People who work in natural language processing get stuff done - it's a very task-oriented field. That's not to say that the theory isn't there, or is even easy to understand -- it's just that most people seem to care more about how a method performs at some well-defined thing, like named entity recognition or part-of-speech tagging, than how neat it is. There's no shortage of things to do with natural language, and each thing tends to have a standard dataset to test against and a well-defined, well-known state of the art.

I like this.

Network science, on the other hand, doesn't seem to place as high a premium on performance. I'd argue that, in many cases, it's not even clear what good performance would look like. The only well-defined, agreed-upon task that I can think of is community detection, and the standard datasets (like the 34-member karate club) are waaaaaaayyyyy smaller than what would be interesting to practitioners like, say, Facebook. It's also not a terribly well-defined thing - what makes a community, exactly?

This makes it hard to justify the field to people who aren't just naturally interested in networks (which, to be honest, is a surprisingly large number of people). On the other hand, just about everyone can agree that a tool that recognizes that 'JFK' and 'The 35th President of the United States' are coreferent is useful, regardless of whether they're interested in linguistics.

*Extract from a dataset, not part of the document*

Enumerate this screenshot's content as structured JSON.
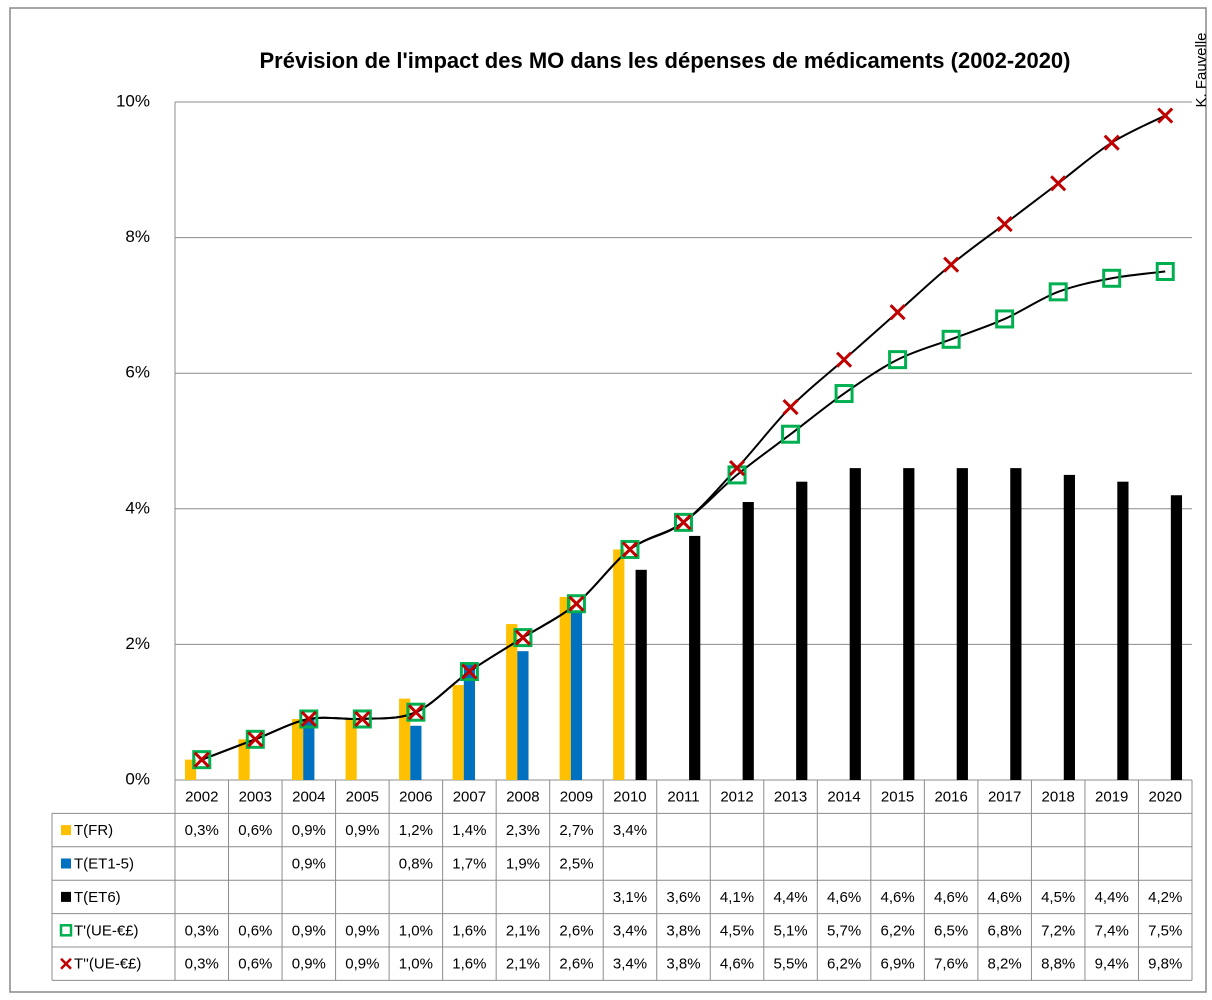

I guess this comes down to a science-vs-engineering argument, and that network science is, well, a science. There are so many fields, though, like information retrieval and natural language processing, that really succeed in being both an engineering discipline and a science, and netsci could, too.

Here are some tasks that we could nail down:

  • Predicting the presence of unobserved edges.
  • Identifying influential individuals in networks.
  • Preserving user privacy in online social networks.
  • Tractably improving node classification using network structure (shameless plug).
  • Recommending new, useful connections between users.
  • Predicting network cascade size and character.
  • Predicting network growth and decay.
  • Node and edge reification across distinct networks.

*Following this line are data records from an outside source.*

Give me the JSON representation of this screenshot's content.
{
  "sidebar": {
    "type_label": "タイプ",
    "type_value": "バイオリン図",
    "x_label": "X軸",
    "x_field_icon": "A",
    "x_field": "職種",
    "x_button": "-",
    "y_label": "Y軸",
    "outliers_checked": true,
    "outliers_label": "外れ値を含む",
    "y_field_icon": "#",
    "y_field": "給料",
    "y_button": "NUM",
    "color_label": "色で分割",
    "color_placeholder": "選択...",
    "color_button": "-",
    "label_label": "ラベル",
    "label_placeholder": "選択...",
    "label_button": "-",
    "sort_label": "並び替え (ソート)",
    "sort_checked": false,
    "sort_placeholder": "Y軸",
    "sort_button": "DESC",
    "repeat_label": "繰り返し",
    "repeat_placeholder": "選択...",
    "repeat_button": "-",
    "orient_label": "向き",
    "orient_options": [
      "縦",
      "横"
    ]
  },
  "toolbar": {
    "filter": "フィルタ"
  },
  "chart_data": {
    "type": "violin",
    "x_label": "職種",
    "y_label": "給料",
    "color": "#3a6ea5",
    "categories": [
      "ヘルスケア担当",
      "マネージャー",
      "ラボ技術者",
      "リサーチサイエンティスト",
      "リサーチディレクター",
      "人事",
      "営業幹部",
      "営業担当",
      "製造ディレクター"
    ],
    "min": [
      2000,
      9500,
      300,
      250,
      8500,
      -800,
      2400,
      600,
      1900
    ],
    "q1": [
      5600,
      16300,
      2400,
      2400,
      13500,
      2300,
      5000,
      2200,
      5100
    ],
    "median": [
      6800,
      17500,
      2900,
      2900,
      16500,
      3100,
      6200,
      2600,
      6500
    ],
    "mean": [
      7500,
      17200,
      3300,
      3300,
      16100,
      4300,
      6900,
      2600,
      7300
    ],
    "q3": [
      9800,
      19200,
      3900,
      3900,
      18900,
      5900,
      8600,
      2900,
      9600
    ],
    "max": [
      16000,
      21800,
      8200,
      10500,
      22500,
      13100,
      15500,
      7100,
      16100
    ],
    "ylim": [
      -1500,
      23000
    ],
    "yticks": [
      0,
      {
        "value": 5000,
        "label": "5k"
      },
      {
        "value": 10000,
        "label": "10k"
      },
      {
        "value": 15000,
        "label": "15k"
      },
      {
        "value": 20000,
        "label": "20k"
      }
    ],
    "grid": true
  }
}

To be clear - I know that there are published papers that deal with each of these, but I don't think there's really a standard benchmark to compare a new approach with in the same sense as, say, the CORA dataset for document classification.

And, to be fair, there's a shining counterexample to all of this to be found in Jure Leskovec's SNAP group - they tackle well-defined problems, write clear papers, and release their data to the world, giving a nice point of comparison.

Still, I'd love to see network science earn the same 'get it done' cred that NLP enjoys. Here's to hoping.